Olivier Haralambon, qui vient de publier un roman sur le destin tragique du coureur belge Frank Vandenbroucke, mort en 2009,
ne veut pas oublier les hommes derrière les performances.
Depuis Nîmes (Gard).
Frank Vandenbroucke, alias VDB, mort tragiquement en 2009 à la suite d’une double embolie pulmonaire, aurait eu bientôt quarante ans. Olivier Haralambon, ancien coureur devenu journaliste, vient de publier le Versant féroce de la joie (Alma éditeur), dans lequel il retrace, par le biais d’un roman magistral, la vie d’un des plus grands coureurs de sa génération.
Pourquoi avoir éprouvé le besoin d’écrire un roman consacré à Frank Vandenbroucke, en une époque où nous moquons beaucoup le cyclisme et ses dérives?
Olivier Haralambon. Parce que je suis de ceux que ces moqueries blessent. Le cyclisme a été une part très importante de ma vie, et il m’a fallu des années pour réaliser combien les motifs qui m’ont poussé à m’y consacrer étaient troubles. Pour le dire plus brusquement: j’ai aimé le cyclisme à proportion exacte de la détestation que je lui vouais. Pour moi, le cyclisme a toujours incarné à la fois ce qu’on ne saurait trahir et ce à quoi il faut absolument échapper. Dans cette perspective, les railleries qui se déchaînent sur les coureurs sont d’une superficialité ridicule. On voudrait que la performance soit lisse, quand la vie même est ambivalence! Or, le parcours de Frank VDB est aussi solaire que sombre – voilà un homme qui a semblé prisonnier de ses dons fabuleux, dons sans lesquels sa vie eût été plus tranquille.

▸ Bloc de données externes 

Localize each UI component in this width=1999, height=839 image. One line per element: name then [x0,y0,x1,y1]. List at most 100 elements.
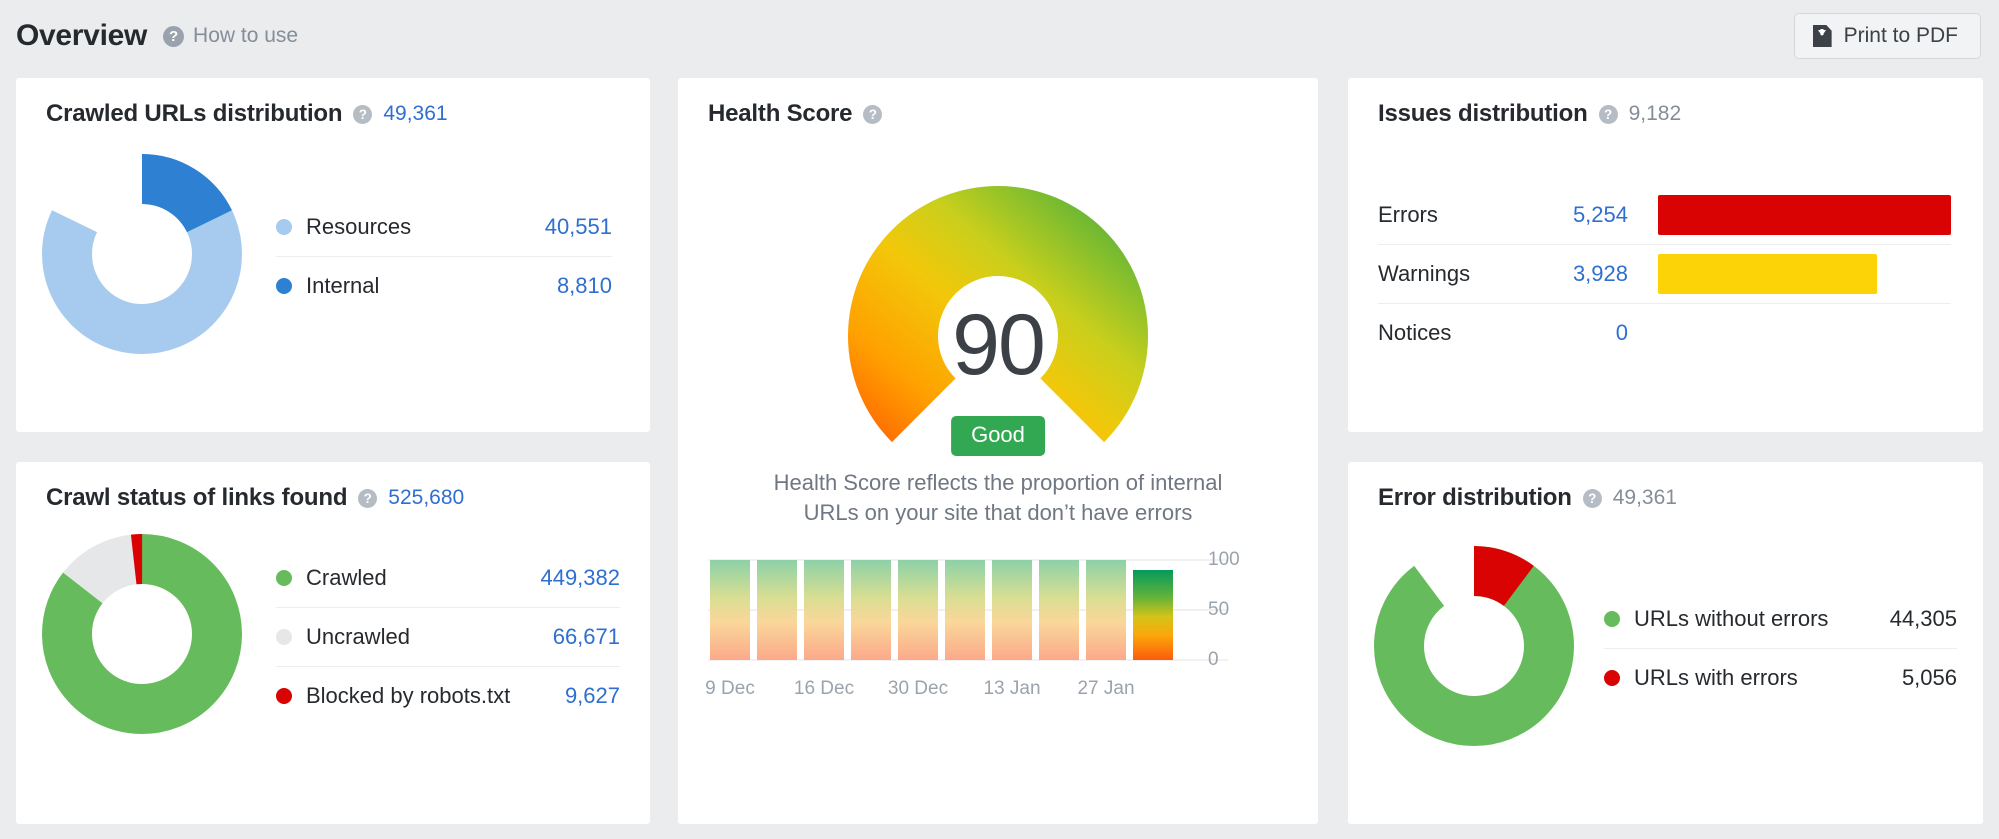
card-title: Health Score [708,100,853,127]
legend-item[interactable]: URLs with errors 5,056 [1604,649,1957,707]
question-mark-icon[interactable]: ? [163,25,185,47]
crawl-status-donut-chart [42,534,242,739]
download-pdf-icon [1812,25,1832,47]
bar [851,560,891,660]
question-mark-icon[interactable]: ? [358,488,378,508]
page-header: Overview ? How to use Print to PDF [0,0,1999,72]
legend-item[interactable]: Internal 8,810 [276,257,612,315]
card-error-distribution: Error distribution ? 49,361 URLs without… [1348,462,1983,824]
legend-label: Blocked by robots.txt [306,682,511,708]
legend-color-dot [276,628,292,645]
x-axis-tick: 16 Dec [793,678,855,699]
issue-bar-track [1658,254,1951,294]
card-header: Health Score ? [678,78,1318,128]
legend-item[interactable]: Resources 40,551 [276,198,612,257]
card-issues-distribution: Issues distribution ? 9,182 Errors 5,254… [1348,78,1983,432]
bar [945,560,985,660]
health-score-gauge: 90 Good [678,136,1318,456]
how-to-use-link[interactable]: ? How to use [163,24,298,48]
crawled-urls-donut-chart [42,154,242,359]
donut-section: Crawled 449,382 Uncrawled 66,671 Blocked… [16,512,650,739]
issue-value: 5,254 [1572,202,1628,227]
card-total-value: 49,361 [1612,486,1677,509]
bar [1039,560,1079,660]
print-to-pdf-button[interactable]: Print to PDF [1793,13,1981,59]
issue-bar-track [1658,313,1951,353]
card-title: Error distribution [1378,484,1572,511]
bar [804,560,844,660]
issue-bar-fill [1658,195,1951,235]
card-title: Crawled URLs distribution [46,100,343,127]
bar [710,560,750,660]
overview-dashboard: Overview ? How to use Print to PDF Crawl… [0,0,1999,839]
legend-item[interactable]: Blocked by robots.txt 9,627 [276,667,620,725]
y-axis-tick-100: 100 [1208,549,1240,570]
issue-label: Errors [1378,202,1438,227]
card-crawled-urls-distribution: Crawled URLs distribution ? 49,361 Resou… [16,78,650,432]
crawl-status-legend: Crawled 449,382 Uncrawled 66,671 Blocked… [276,549,620,725]
card-total-value[interactable]: 525,680 [388,486,464,510]
issue-bar-fill [1658,254,1878,294]
bar [992,560,1032,660]
issue-value: 3,928 [1572,261,1628,286]
legend-item[interactable]: Crawled 449,382 [276,549,620,608]
crawled-urls-legend: Resources 40,551 Internal 8,810 [276,198,612,315]
legend-value: 8,810 [556,273,612,298]
issue-label: Notices [1378,320,1452,345]
issue-label: Warnings [1378,261,1471,286]
x-axis-tick: 13 Jan [983,678,1041,699]
legend-color-dot [1604,670,1620,686]
question-mark-icon[interactable]: ? [1582,488,1602,508]
health-score-value: 90 [952,297,1046,393]
x-axis-tick: 27 Jan [1077,678,1135,699]
bar [1086,560,1126,660]
question-mark-icon[interactable]: ? [353,104,373,124]
bar [757,560,797,660]
legend-value: 66,671 [552,623,620,649]
x-axis-tick: 30 Dec [887,678,949,699]
issue-bar-track [1658,195,1951,235]
legend-value: 44,305 [1889,606,1957,631]
issue-row-warnings[interactable]: Warnings 3,928 [1378,245,1951,304]
legend-value: 5,056 [1901,665,1957,690]
legend-value: 449,382 [540,564,620,590]
health-score-history-chart: 100 50 0 9 Dec 16 Dec 30 Dec 13 Jan 27 J… [705,549,1288,704]
legend-item[interactable]: URLs without errors 44,305 [1604,590,1957,649]
error-distribution-legend: URLs without errors 44,305 URLs with err… [1604,590,1957,707]
print-to-pdf-label: Print to PDF [1843,24,1958,47]
x-axis-tick: 9 Dec [705,678,755,699]
legend-label: Internal [306,273,380,298]
y-axis-tick-50: 50 [1208,599,1230,620]
legend-label: Resources [306,214,412,239]
issue-row-errors[interactable]: Errors 5,254 [1378,186,1951,245]
card-header: Error distribution ? 49,361 [1348,462,1983,512]
health-score-description: Health Score reflects the proportion of … [773,470,1223,525]
health-score-badge: Good [951,416,1045,456]
legend-item[interactable]: Uncrawled 66,671 [276,608,620,667]
page-title: Overview [16,19,148,52]
card-crawl-status-of-links-found: Crawl status of links found ? 525,680 Cr… [16,462,650,824]
legend-label: Crawled [306,564,387,590]
legend-color-dot [276,569,292,586]
card-health-score: Health Score ? 90 Good Health Score refl… [678,78,1318,824]
error-distribution-donut-chart [1374,546,1574,751]
how-to-use-label: How to use [193,24,299,47]
legend-label: URLs with errors [1634,665,1798,690]
bar-current [1133,570,1173,660]
legend-value: 9,627 [564,682,620,708]
card-header: Crawl status of links found ? 525,680 [16,462,650,512]
legend-label: URLs without errors [1634,606,1829,631]
legend-color-dot [1604,611,1620,627]
card-header: Issues distribution ? 9,182 [1348,78,1983,128]
donut-section: Resources 40,551 Internal 8,810 [16,128,650,359]
issue-row-notices[interactable]: Notices 0 [1378,304,1951,362]
question-mark-icon[interactable]: ? [863,104,883,124]
y-axis-tick-0: 0 [1208,649,1219,670]
legend-color-dot [276,219,292,235]
card-header: Crawled URLs distribution ? 49,361 [16,78,650,128]
bar [898,560,938,660]
card-total-value: 9,182 [1628,102,1682,125]
card-total-value[interactable]: 49,361 [383,102,447,126]
question-mark-icon[interactable]: ? [1598,104,1618,124]
legend-value: 40,551 [544,214,612,239]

Avant de devenir journaliste et de poursuivre des études de philosophie, vous avez été coureur cycliste. Pour le dire vite, vous avez connu, vous aussi, les excès du vélo et la frénésie des addictions en tout genre…
Olivier Haralambon. Je n’ai été qu’un «1re caté» très banal. Après quoi, comme nombre de mes pairs alors, j’ai connu une période plus que délicate avec les amphétamines, entre autres. Mais l’addiction n’est qu’une des manifestations possibles de cette ambivalence existentielle à laquelle personne n’échappe. De ce point de vue, une trajectoire aussi purement tragique que celle de VDB est exemplaire, si j’ose dire. Enfin, comment ne pas parler autant de soi que de ceux qu’on admire? Les cyclistes sont inévitablement nos intimes, leur vie imaginée se mêle à la nôtre. Ainsi les champions habitent-ils la pédalée des amateurs : on roule toujours un peu plus vite quand on vient d’éteindre la télé après une étape du Tour. C’est une sorte de possession: pour m’en défaire, j’ai fait une petite statue de Frank. Prendre – ou pas – un produit qui modifie vos performances: la moralité de la démarche ne dépend pas du produit. Ce qui est vrai avec l’EPO l’était déjà avec la cortisone – un Kenacort modifiait sérieusement vos capacités, ceux qui ont essayé le savent pertinemment. Ce que l’EPO a introduit en revanche, c’est une sorte de fracture économique : depuis lors, le dopage suppose des moyens financiers de plus en plus importants. À celle de l’éthique personnelle, s’est ajoutée une question politique: qui a les moyens?
En évoquant la trajectoire singulière de Vandenbroucke, voulez-vous rappeler à tous que, derrière les performances, il y a d’abord et avant tout des hommes, qui ne sont jamais réductibles à leur poids-puissance ou à leur VO2 max?
Olivier Haralambon. Absolument. Il ne faut pas confondre l’effort lui-même et sa manifestation mesurable, comme il ne faut pas confondre la pensée et l’activité cérébrale. Le corps ne se réduit pas à son aspect machinique. Prenons un coureur en plein effort: je maintiens que les images qui l’animent sont singulières et que la forme authentique de son effort est «là», c’est-à-dire nulle part. Elle n’a pas de coordonnées spatiales. Tout ça n’est pas très original, mais j’y vois un moyen assez simple de renouveler un peu le discours sur le sport. Intéressons-nous à ce que les gens ont dans la tête, à ce qui les meut «profondément». C’est l’intériorité qui m’intéresse, l’incommensurable. On mesure des choses, pas les actes eux-mêmes mais seulement leur résultat – et encore moins les hommes.